Whenever Sentient Ruin Laboratories announce a new release, one thing is for sure: Whether it’s Avantgarde Black Metal, Old-School Death, Industrial, Experimental Noise, Doom, Punk or whatever kind of band or project they drag out of their dystopian hell cellar - it will always be a ridiculously abrasive over-the-top assault on the senses. Or sonic warfare, as the label describes itself right on point in just two words on Bandcamp. Such a concept can of course wear out and get tiring fast if consumed too often, so my personal decision if I want to indulge the call for aural punishment or not, usually relies on the first couple of minutes I hear. Abstracter’s Abominion however had my interest within less than ten seconds!
Godflesh. Skin Chamber. Nadja. Triptykon. Dissonant Death Metal. What reads like a legit FFO list are just my associations aroused only by those first chords. They already establish the idea that the sound aesthetics and taste for extreme metal of the Californian band can be trusted, before you can even possibly know what specific style of apocalypse they are going to unleash upon you during the coming five tracks.
Turns out that it mostly is a combination of Death-Doom and harsh Black Metal, often even at the very same moment, when the abysmal riffs keep crawling, while fast drum blasts roll all over it with the same intensity as in the slow parts, when every kick and hit pummels you into the ground. An extremely purposeful production makes this effect possible.
Set within a vast space and subtly supported by dark ambient synths this relentless, destructive, pessimistic onslaught develops a vortical atmosphere, which throws you around just as much as it inescapably sucks you in.
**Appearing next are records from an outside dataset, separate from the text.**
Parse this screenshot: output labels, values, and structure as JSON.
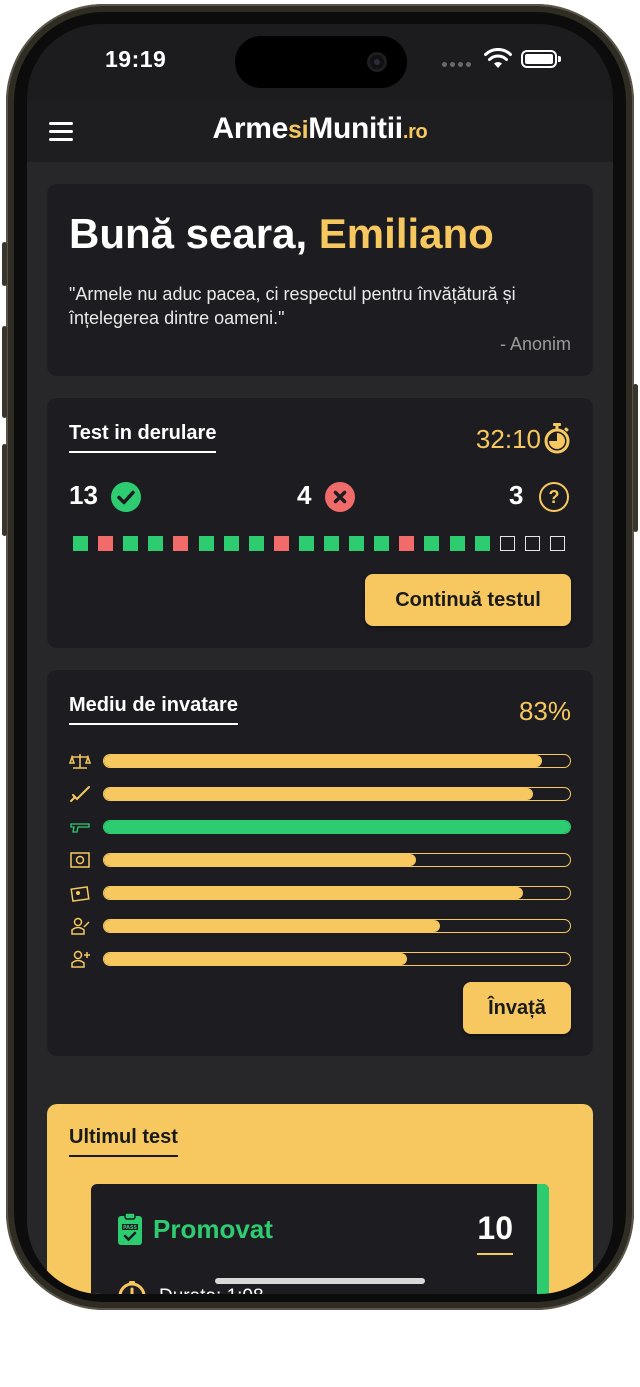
{
  "status": {
    "time": "19:19"
  },
  "header": {
    "logo_part1": "Arme",
    "logo_part2": "si",
    "logo_part3": "Munitii",
    "logo_part4": ".ro"
  },
  "greeting": {
    "text": "Bună seara, ",
    "name": "Emiliano",
    "quote": "\"Armele nu aduc pacea, ci respectul pentru învățătură și înțelegerea dintre oameni.\"",
    "author": "- Anonim"
  },
  "current_test": {
    "title": "Test in derulare",
    "timer": "32:10",
    "correct": "13",
    "wrong": "4",
    "unanswered": "3",
    "answers": [
      "c",
      "w",
      "c",
      "c",
      "w",
      "c",
      "c",
      "c",
      "w",
      "c",
      "c",
      "c",
      "c",
      "w",
      "c",
      "c",
      "c",
      "u",
      "u",
      "u"
    ],
    "button": "Continuă testul"
  },
  "learning": {
    "title": "Mediu de invatare",
    "percent": "83%",
    "topics": [
      {
        "icon": "scales-icon",
        "progress": 0.94
      },
      {
        "icon": "rifle-icon",
        "progress": 0.92
      },
      {
        "icon": "pistol-icon",
        "progress": 1.0,
        "complete": true
      },
      {
        "icon": "safe-icon",
        "progress": 0.67
      },
      {
        "icon": "id-card-icon",
        "progress": 0.9
      },
      {
        "icon": "judge-icon",
        "progress": 0.72
      },
      {
        "icon": "medic-icon",
        "progress": 0.65
      }
    ],
    "button": "Învață"
  },
  "last_test": {
    "title": "Ultimul test",
    "result": "Promovat",
    "score": "10",
    "duration": "Durata: 1:08"
  },
  "colors": {
    "accent": "#f6c85f",
    "correct": "#2ecc71",
    "wrong": "#f26b6b",
    "background": "#1c1c1f"
  }
}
The growling vocal performance also mirrors the sentiment of a maelstrom tearing you apart and drawing your pieces into the void. All this may not be as chaotic as some of their label mates, not as mind-boggling as Ad Nauseam and not as noisy and sludgy as Primitive Man yet, but Abstracter are conjuring a misanthropic nihilism that mocks humanity’s inevitable downfall with an intensity that is definitely comparable.
However the greatest kinship I keep feeling remains the one to Triptykon. There’s just something about the tone and expression of the riffs and the controlled yet still annihilating sound quality of the whole experience that pulls my mind to Thomas Gabriel Fischer at his darkest. An observation which ultimately leads me to the one point of criticism I have about Abominion: it should be longer! Like Eparistera Daimones or Melana Chasmata. This album just doesn’t feel like something that should end after mundane forty minutes.
But then what do I know about the actual timetable of doomsday? Maybe that sucker punch will be even much quicker than Abstracter’s abstraction of it.
It will certainly be less enjoyable.